Любимым развлечением импрессионистов на Монмартре был цирк Фернандо. На первых порах это было довольно скромное заведение, раскинувшее после многочисленных выступлений в парижском предместье шатер на пустыре на углу улицы Мартир и бульвара Рошешуар. Добившись успеха, его владелец, бельгиец, наездник, взявший псевдоним Фернандо, в 1875 году построил для своего цирка капитальное здание, известное сегодня под именем «цирк Медрано» (речь идет о том самом Медрано, знаменитом клоуне Бум-Буме, любимце парижской детворы, к которому цирк перешел от первого владельца).
Ренуар обожал атмосферу цирка, наряды, украшенные мишурой и сверкающие при ярком свете газовой рампы. Во время работы над «Балом в «Мулен де ла Галетт»», возвращаясь к себе на улицу Сен-Жорж, он частенько наведывался сюда. Разумеется, это привело к созданию нескольких полотен, навеянных волшебной магией цирка: «Белый клоун», «Жонглерки»…

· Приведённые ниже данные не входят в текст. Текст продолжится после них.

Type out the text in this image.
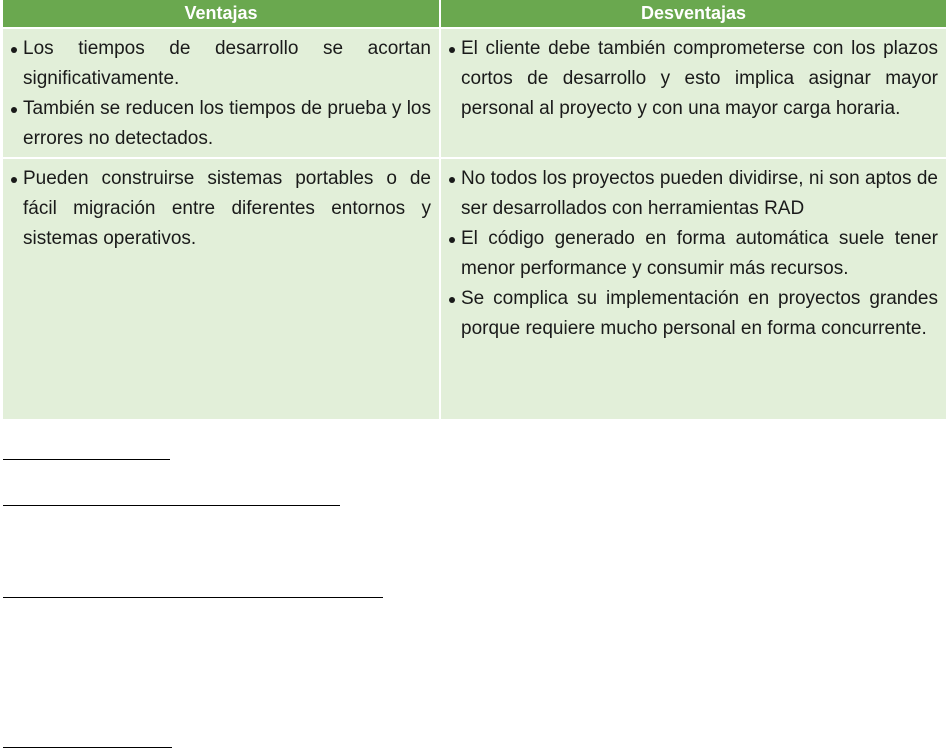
Ventajas	Desventajas

Los tiempos de desarrollo se acortan significativamente.
También se reducen los tiempos de prueba y los errores no detectados.	El cliente debe también comprometerse con los plazos cortos de desarrollo y esto implica asignar mayor personal al proyecto y con una mayor carga horaria.

Pueden construirse sistemas portables o de fácil migración entre diferentes entornos y sistemas operativos.	No todos los proyectos pueden dividirse, ni son aptos de ser desarrollados con herramientas RAD
El código generado en forma automática suele tener menor performance y consumir más recursos.
Se complica su implementación en proyectos grandes porque requiere mucho personal en forma concurrente.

Дега, живший тогда на улице Бланш, — на улицу Виктор-Массе он переехал только в 1886 году, — по вечерам часто бывал в цирке Фернандо со своими приятелями Жерве и Фореном. Кроме Бум-Бума здесь блистала еще одна звезда, мулатка мисс Ла-Ла, так называемая Женщина-пушка. Почему она получила это прозвище, остается загадкой; номер ее заключался в том, что циркачка по гладкому канату взбиралась под купол цирка и под грохот барабанов, удерживаясь одними зубами, повисала над бездной. Внимательно изучая жесты акробатов, Дега сделал в цирке множество зарисовок, использованных затем для большой картины «Мисс Ла-Ла в цирке Фернандо». Картина не имела успеха у критиков, а у помпьеристов и подавно: всех шокировал угол зрения, под которым была изображена акробатка. Критики, столь же невежественные, сколь и самодовольные, не сумели распознать использованную художником плафонную перспективу, применявшуюся в XVIII веке Тьеполо и другими итальянскими живописцами.